In 1962, Daly was awarded honorary degrees from Monmouth College and St. Peter's College as a Doctor of Letters and a Doctor of Laws, respectively.

==Political activities==
He was a member of the board of governors of Riverview Hospital, Red Bank. He was re-elected to the board of trustees of Monmouth College in 1968. He had served as a trustee since 1962. Daly was a member of the American International Law Association, the Catholic Association for International Peace, the American Committee for Italian Migration and the Holy Name Society.

On January 2, 1963, Daly, by then a Lincroft resident, was appointed to the Monmouth County Board of Chosen Freeholders to fill the unexpired term of Freeholder Earl L. Woolley, who had resigned due to poor health.
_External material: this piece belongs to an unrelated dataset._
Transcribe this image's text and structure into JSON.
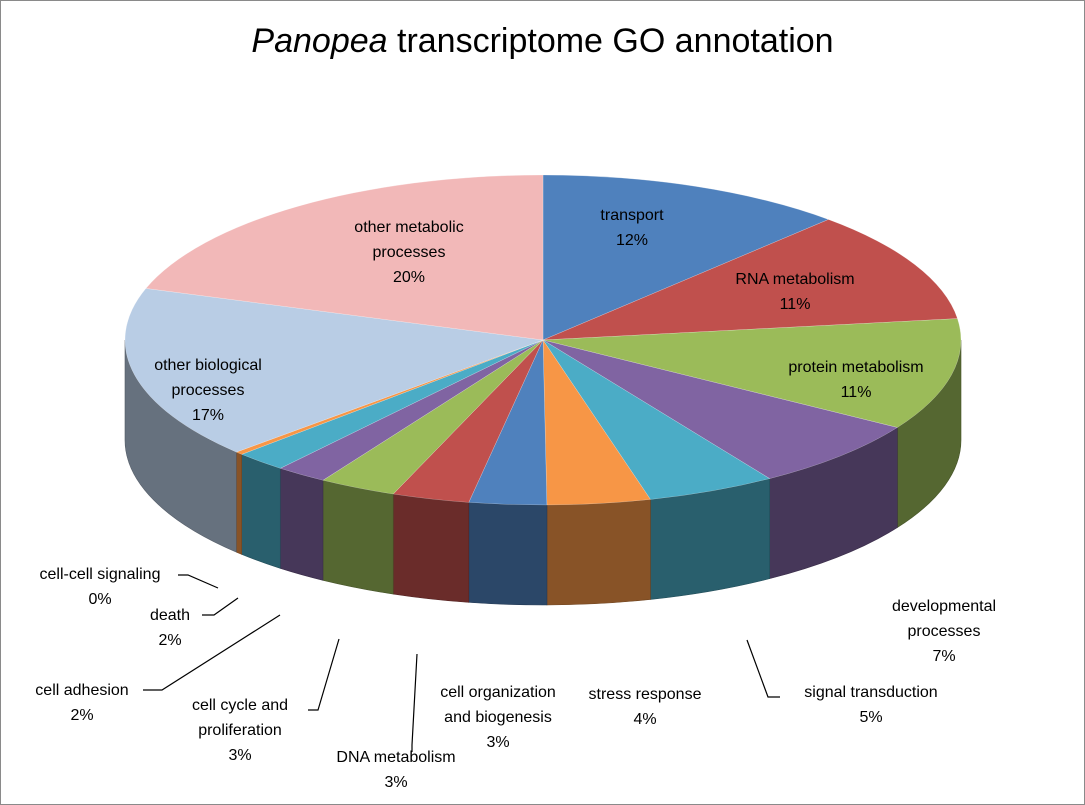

Daly chaired the committee on public welfare and a member of the Monmouth County Welfare Board. He became the center of a controversy in 1967 involving his proposal to deal with welfare aid to unwed mothers whereby their names would be referred to the County Prosecutor for criminal charges. In spite of this controversy, he was re-elected in 1968. On November 15, 1966 he appeared as a guest on the David Susskind Show.

In 1964, he made an unsuccessful bid for the Congressional seat of retiring Representative James C. Auchincloss, running against James J. Howard, the Democratic candidate. Auchincloss endorsed Daly to fill his seat after announcing in January 1964 that he would not be running for re-election. In 1968, Daly again challenged Howard for the seat; he was forced to withdraw because of ill health.

Daly died of cancer on July 25, 1969.